I am not prepared for such candor. “Um. Of course.”
“When you get to be my age, your physical frailties cause people to think other things about you are frail as well, including your ability to make your own decisions. It’s my decision to meet with you today. And my decision to say what I will about what happened during the war. I don’t need or want dear Beryl patting my hand or telling me I’m not properly addressing your questions. May I call you Kendra?”
“Yes. Yes, of course.”
Mrs. MacFarland sips from her cup and then sits back against the couch. “And you will call me Isabel. So how are you enjoying your studies at Oxford, Kendra?”
Her interest in my life has an amazingly calming effect. “I will leave here kicking and screaming at the end of next month. I’ve loved every minute of it. There’s so much history compacted into one place. It’s intoxicating.” I suppose I have spoken like a true history major.
“And is there no history where you are from?”
“There is.

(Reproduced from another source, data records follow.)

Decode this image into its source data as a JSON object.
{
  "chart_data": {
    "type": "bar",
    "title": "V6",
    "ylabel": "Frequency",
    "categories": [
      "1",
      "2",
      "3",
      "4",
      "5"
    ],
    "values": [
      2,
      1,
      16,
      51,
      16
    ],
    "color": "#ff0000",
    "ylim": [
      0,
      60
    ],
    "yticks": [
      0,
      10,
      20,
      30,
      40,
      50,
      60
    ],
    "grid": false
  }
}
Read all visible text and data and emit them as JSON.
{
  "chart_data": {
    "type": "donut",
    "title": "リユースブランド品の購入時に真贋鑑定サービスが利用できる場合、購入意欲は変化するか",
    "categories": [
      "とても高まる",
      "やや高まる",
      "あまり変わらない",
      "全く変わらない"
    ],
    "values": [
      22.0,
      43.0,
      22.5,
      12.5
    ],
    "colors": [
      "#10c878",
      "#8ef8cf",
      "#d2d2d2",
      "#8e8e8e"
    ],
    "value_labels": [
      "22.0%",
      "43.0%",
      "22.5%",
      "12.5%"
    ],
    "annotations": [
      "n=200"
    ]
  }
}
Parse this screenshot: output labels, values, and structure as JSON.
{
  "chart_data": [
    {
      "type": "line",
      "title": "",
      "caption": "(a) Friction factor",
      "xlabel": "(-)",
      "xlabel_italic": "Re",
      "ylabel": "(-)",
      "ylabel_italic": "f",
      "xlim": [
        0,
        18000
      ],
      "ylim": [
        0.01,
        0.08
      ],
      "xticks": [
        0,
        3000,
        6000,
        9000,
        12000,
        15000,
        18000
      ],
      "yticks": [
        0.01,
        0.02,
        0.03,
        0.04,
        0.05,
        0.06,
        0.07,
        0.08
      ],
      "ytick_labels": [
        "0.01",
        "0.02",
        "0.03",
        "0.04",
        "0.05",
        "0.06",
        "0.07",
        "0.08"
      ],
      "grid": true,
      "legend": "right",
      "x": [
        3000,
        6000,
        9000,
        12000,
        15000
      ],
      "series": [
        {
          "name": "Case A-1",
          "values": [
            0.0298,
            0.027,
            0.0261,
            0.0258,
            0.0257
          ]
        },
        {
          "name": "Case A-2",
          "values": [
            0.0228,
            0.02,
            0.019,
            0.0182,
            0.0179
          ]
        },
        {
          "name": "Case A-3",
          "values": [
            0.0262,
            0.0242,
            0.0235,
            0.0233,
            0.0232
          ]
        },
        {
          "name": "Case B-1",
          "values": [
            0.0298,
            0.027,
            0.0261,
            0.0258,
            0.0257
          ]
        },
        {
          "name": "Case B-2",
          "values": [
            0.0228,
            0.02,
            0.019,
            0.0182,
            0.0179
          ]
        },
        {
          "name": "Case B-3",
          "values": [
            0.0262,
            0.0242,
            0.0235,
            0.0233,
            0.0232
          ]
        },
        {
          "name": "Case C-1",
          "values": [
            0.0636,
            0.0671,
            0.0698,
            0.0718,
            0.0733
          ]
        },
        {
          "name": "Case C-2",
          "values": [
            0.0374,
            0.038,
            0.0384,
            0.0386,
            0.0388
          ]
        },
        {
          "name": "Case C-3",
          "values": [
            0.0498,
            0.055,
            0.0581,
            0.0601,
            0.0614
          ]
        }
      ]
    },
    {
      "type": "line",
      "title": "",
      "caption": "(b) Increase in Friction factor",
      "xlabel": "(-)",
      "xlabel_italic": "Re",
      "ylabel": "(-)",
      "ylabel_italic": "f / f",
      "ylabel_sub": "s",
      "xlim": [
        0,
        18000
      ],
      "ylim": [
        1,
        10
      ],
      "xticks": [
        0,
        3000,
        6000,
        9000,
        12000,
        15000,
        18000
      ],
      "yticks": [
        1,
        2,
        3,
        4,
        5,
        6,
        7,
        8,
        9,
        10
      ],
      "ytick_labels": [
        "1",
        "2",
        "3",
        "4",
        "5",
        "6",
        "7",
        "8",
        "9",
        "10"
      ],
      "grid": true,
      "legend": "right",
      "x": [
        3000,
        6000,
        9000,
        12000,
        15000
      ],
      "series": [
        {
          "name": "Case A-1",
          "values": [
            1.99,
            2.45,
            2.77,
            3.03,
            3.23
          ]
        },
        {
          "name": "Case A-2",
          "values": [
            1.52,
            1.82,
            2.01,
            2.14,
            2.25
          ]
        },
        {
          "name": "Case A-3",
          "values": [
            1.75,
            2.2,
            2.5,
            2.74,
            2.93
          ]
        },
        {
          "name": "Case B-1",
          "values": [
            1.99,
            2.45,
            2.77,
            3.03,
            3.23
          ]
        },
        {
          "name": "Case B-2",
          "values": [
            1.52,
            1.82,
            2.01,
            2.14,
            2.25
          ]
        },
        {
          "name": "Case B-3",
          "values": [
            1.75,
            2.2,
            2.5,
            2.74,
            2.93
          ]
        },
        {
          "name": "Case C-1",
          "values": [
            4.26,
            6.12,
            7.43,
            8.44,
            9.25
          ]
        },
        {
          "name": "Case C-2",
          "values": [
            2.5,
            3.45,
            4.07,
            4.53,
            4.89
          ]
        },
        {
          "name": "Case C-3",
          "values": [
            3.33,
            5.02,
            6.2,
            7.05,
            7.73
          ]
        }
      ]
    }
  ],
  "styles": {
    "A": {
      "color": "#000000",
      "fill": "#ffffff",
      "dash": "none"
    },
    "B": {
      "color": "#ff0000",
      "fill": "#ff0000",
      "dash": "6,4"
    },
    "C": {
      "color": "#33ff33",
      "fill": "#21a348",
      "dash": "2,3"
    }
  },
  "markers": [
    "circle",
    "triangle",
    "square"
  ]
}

It’s just different, I guess. Not quite so ancient. Where I’m from, the oldest building isn’t even two hundred years old. It’s just an ordinary house.”
She smiles at me. “I’ve come to appreciate ordinary houses.”
I redden just a bit. “That’s not to say your house isn’t charming, Mrs. MacFarland. Your home is beautiful. Has it been in your family a long time?”
“Just Isabel, please. And yes, you could say that it’s been in my family for a very long time. You are a history major, then?”
I nod my head as I sip from my cup.
“And what is it about history that interests you?”